Soon after Gorey died, Braginton-Smith launched an effort to create a memorial to Gorey. He proposed that they install and cultivate on the village green a topiary sculpture of a Gorey creature (perhaps the splendidly mysterious Doubtful Guest?). "My purpose is to make sure Edward Gorey remains a figure in our history," said Braginton-Smith.

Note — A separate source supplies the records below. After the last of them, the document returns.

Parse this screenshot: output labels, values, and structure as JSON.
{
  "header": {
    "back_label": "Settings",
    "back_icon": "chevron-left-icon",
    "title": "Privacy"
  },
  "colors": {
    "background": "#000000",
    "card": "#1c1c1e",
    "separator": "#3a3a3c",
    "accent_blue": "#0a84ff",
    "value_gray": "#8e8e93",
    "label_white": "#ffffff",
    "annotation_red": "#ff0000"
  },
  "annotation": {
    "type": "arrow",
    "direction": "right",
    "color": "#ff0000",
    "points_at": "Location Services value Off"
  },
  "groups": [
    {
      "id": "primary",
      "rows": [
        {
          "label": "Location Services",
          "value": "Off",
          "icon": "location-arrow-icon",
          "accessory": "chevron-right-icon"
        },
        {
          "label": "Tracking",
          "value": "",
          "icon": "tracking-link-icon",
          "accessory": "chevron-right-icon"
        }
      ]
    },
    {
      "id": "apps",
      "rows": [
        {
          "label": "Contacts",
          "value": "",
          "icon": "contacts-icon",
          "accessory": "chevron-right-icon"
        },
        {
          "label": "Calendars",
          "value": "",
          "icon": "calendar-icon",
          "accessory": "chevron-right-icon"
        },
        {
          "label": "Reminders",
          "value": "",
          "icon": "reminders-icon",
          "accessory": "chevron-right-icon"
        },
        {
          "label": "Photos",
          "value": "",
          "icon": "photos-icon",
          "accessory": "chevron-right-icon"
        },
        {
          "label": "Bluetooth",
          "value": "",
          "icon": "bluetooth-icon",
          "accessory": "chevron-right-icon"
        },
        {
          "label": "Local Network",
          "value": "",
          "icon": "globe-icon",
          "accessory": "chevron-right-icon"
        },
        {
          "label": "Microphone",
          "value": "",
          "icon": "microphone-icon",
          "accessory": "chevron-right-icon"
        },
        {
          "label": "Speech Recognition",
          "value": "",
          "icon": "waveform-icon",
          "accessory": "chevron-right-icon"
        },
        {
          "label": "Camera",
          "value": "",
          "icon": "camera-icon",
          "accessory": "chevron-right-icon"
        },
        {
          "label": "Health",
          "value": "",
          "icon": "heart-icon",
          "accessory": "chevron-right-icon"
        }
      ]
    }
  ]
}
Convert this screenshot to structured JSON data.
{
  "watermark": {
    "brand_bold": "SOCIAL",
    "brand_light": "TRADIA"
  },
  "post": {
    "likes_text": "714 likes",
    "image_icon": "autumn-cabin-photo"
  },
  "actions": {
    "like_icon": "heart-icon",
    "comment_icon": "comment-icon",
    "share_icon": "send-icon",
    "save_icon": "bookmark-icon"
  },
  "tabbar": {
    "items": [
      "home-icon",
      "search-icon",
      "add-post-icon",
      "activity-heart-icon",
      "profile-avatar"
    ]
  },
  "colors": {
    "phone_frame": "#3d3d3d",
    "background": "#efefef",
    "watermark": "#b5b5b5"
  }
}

It certainly seems like a good idea. A Gorey of an idea. But let me give the last word to the artist himself. "You know, Ted Shawn, the choreographer," Gorey mused in Schiff’s hearing, "—he used to say, ‘When in doubt, twirl.’ Oh, I do think that’s such a great line."

Indeed.

Footnote: The two best sources of information about Gorey’s life and work are Stephen Schiff, "Edward Gorey and the Tao of Nonsense," The New Yorker, 9 Nov. 1992, and Clifford Ross and Karen Wilkin, The World of Edward Gorey (1996), containing samples of his drawings, an interview, an extensive critical examination, and a chronology and complete bibliography. Additional insights and information can be found in Amy Benfer, "Edward Gorey" in the online Salon.com’s Brilliant Careers, and in Edmund Wilson, "The Albums of Edward Gorey," The New Yorker, 26 Dec. 1959. Brad Gooch, City Poet (1995), a biography of Frank O’Hara, tells of Gorey’s college life with O’Hara. Three anthologies collect over fifty of Gorey’s books: Amphigorey (1972), Amphigorey Too (1975), and Amphigorey Also (1983). Among the pen-names Gorey adopted for many of his nearly 100 titles are Ogdred Weary, Dogear Wryde, D. Awdrey-Gore, E.G. Deadworry, Drew Dogyear, Regera Dowdy, Raddory Gewe, Aedwyrd Gore, and Garrod Weedy; Eduard Blutig and O. Mude and translations into German of Edward Gorey and Ogdred Weary respectively. In addition to books mentioned above, the titles of some of his most popular works suggest the ornately perverse turn of the author’s mind: The Listing Attic (1954), The Fatal Lozenge: An Alphabet (1960), The Hapless Child (1961), The Willowdale Handcar or the Return of the Black Doll (1979), The West Wing (1963), The Gilded Bat (1967), The Blue Aspic (1968), The Osbick Bird (1970), The Abandoned Sock (1972), The Lavender Leotard; or, Going a Lot to the New York City Ballet (1973), The Glorious Nosebleed (1975), The Tunnel Calamity (1984), The Improvable Landscape (1986), The Hapless Doorknob/A Shuffled Story (1989), The Floating Elephant (1993), and The Retrieved Locket (1994). An obituary is The New York Times, 17 Apr. 2000, and a useful remembrance is Alison Lurie (to whom The Doubtful Guest is dedicated), "On Edward Gorey," The New York Review, 25 May 2000.